Yes, since this is animation, something needs to be said about the graphics. Well, the creators of computer games captured our imagination with such graphics ten or twelve years ago. Warm nostalgic feelings come over a person who loves shooters (well, or he did back then, ten or twelve years ago, when he was younger, and the trees—ordinary trees, not made from people—were taller and greener). The locations are such that you begin to regret the lack of a shotgun – I wish I could wander around here, treating monsters with buckshot from two barrels at once! But there are locations, but no monsters, just a desert with ruins.

And a not at all dashing man wanders through this desert, obsessed with a single goal: to save his beloved, to prevent his wife from finally turning into a log. Sorry, but that’s literally how it is.

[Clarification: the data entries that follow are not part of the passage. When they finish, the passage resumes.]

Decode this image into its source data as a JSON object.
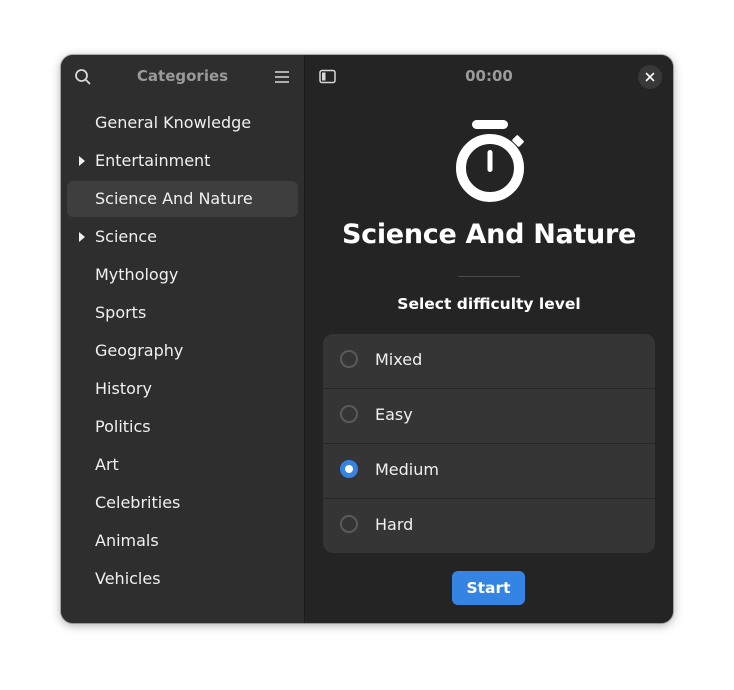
{
  "sidebar": {
    "title": "Categories",
    "search_icon": "search-icon",
    "menu_icon": "hamburger-menu-icon",
    "items": [
      {
        "label": "General Knowledge",
        "expandable": false,
        "selected": false
      },
      {
        "label": "Entertainment",
        "expandable": true,
        "selected": false
      },
      {
        "label": "Science And Nature",
        "expandable": false,
        "selected": true
      },
      {
        "label": "Science",
        "expandable": true,
        "selected": false
      },
      {
        "label": "Mythology",
        "expandable": false,
        "selected": false
      },
      {
        "label": "Sports",
        "expandable": false,
        "selected": false
      },
      {
        "label": "Geography",
        "expandable": false,
        "selected": false
      },
      {
        "label": "History",
        "expandable": false,
        "selected": false
      },
      {
        "label": "Politics",
        "expandable": false,
        "selected": false
      },
      {
        "label": "Art",
        "expandable": false,
        "selected": false
      },
      {
        "label": "Celebrities",
        "expandable": false,
        "selected": false
      },
      {
        "label": "Animals",
        "expandable": false,
        "selected": false
      },
      {
        "label": "Vehicles",
        "expandable": false,
        "selected": false
      }
    ]
  },
  "header": {
    "timer": "00:00",
    "sidebar_toggle_icon": "sidebar-toggle-icon",
    "close_icon": "close-icon"
  },
  "main": {
    "icon": "stopwatch-icon",
    "title": "Science And Nature",
    "difficulty_label": "Select difficulty level",
    "options": [
      {
        "label": "Mixed",
        "checked": false
      },
      {
        "label": "Easy",
        "checked": false
      },
      {
        "label": "Medium",
        "checked": true
      },
      {
        "label": "Hard",
        "checked": false
      }
    ],
    "start_label": "Start"
  },
  "colors": {
    "accent": "#3584e4",
    "sidebar_bg": "#2e2e2e",
    "content_bg": "#242424",
    "card_bg": "#353535"
  }
}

As befits a science fiction film, this is, of course, a philosophical parable. About love. Everything here is like in the “Song of Songs”: love is strong as death. There are actually several love stories in the film, and one (not the main one) is quite sophisticated, which is what it is.

About love, about whether a lover has the right to interfere in the choice of the one he loves, about the limits of what is permissible with such interference… In general, about choice and the lack of choice.

A modern Russian can easily understand this idea: if going to the cinema is an important ritual for him, then White Plastic Sky is worth watching. For some reason there is no choice. Something must have happened. Like the Budapest of the future. The film is passable – if you throw around ratings, then a solid C. True, on a scale of ten.

By the way, in Dante’s hell, in the seventh circle, suicides turn into trees. I don’t presume to judge whether Sharolta Szabó and Tibor Banocki intended to hint at this to the viewer, or whether it happened by chance.

And when the credits begin, only one mystery remains: why is the movie called that? The sky there is not white or plastic. A transparent dome, probably glass, through which you can see how it rains and lightning flashes in a large and extinct world.